Devis gratuit en 5 minutes Devis gratuit →
Divorce et impôts : déclaration de revenus l'année du divorce

Divorce et impôts : déclaration de revenus l'année du divorce

L'année du divorce est une année fiscale à part entière. Elle concentre des règles spécifiques que beaucoup d'ex-époux découvrent trop tard — souvent au moment de remplir leur déclaration. Résultat : erreurs, redressements, ou manque à gagner. Ce guide fiscal détaillé vous explique exactement ce qui change, chiffres à l'appui.

En bref :

  • L'année du divorce, chaque époux dépose une déclaration séparée dès que le divorce est prononcé (article 6-1 du Code général des impôts).
  • Le foyer fiscal commun s'applique jusqu'à la date de prononcé du divorce (ou de la convention de divorce déposée chez le notaire).
  • La pension alimentaire versée est déductible à 100 % du revenu imposable du débiteur (article 156 II du CGI), dans la limite des montants réels justifiés.
  • En 2026, le quotient familial pour un parent isolé avec un enfant à charge représente 1,5 part fiscale, soit une économie d'impôt pouvant dépasser 1 000 €/an.
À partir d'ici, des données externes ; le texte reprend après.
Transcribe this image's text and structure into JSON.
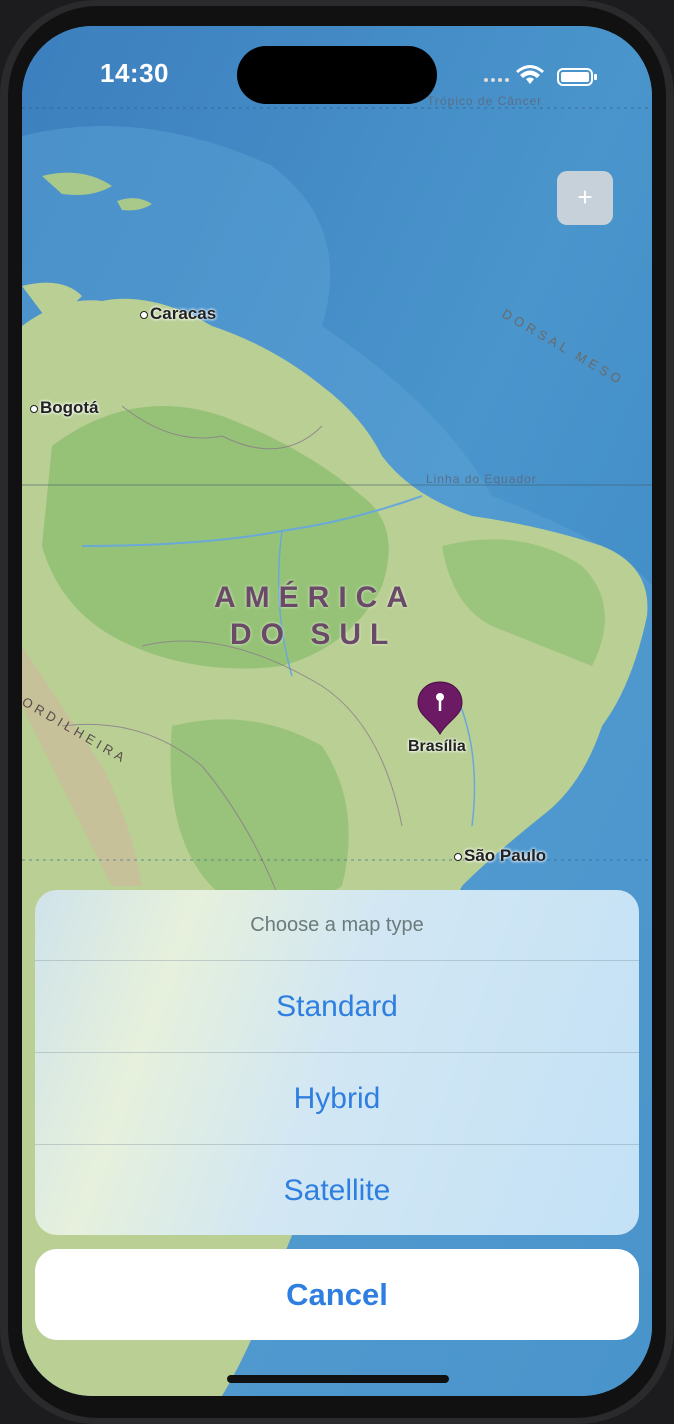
{
  "status_bar": {
    "time": "14:30"
  },
  "map": {
    "zoom_in_label": "+",
    "lines": {
      "tropic": "Trópico de Câncer",
      "equator": "Linha do Equador"
    },
    "ridge_label": "DORSAL MESO",
    "cordillera_label": "ORDILHEIRA",
    "continent_line1": "AMÉRICA",
    "continent_line2": "DO SUL",
    "cities": {
      "caracas": "Caracas",
      "bogota": "Bogotá",
      "sao_paulo": "São Paulo"
    },
    "pin_label": "Brasília"
  },
  "action_sheet": {
    "title": "Choose a map type",
    "options": [
      "Standard",
      "Hybrid",
      "Satellite"
    ],
    "cancel_label": "Cancel"
  },
  "colors": {
    "accent": "#2f7fe0",
    "ocean": "#3f8ac2",
    "land": "#b9cf94",
    "forest": "#8fbf72",
    "pin": "#6b1a63"
  }
}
Ce que signifie fiscalement « l'année du divorce »

L'année du divorce est l'exercice fiscal pendant lequel la séparation juridique est officialisée. En droit français, deux régimes coexistent selon la procédure choisie.

Pour un divorce par consentement mutuel (sans juge, depuis la loi de 2017), la date retenue est celle du dépôt de la convention de divorce chez le notaire. C'est ce dépôt qui produit les effets juridiques du divorce, conformément à l'article 229-1 du Code civil.

Pour un divorce contentieux (judiciaire), la date retenue est celle du jugement définitif, ou plus précisément la date à laquelle ce jugement est passé en force de chose jugée.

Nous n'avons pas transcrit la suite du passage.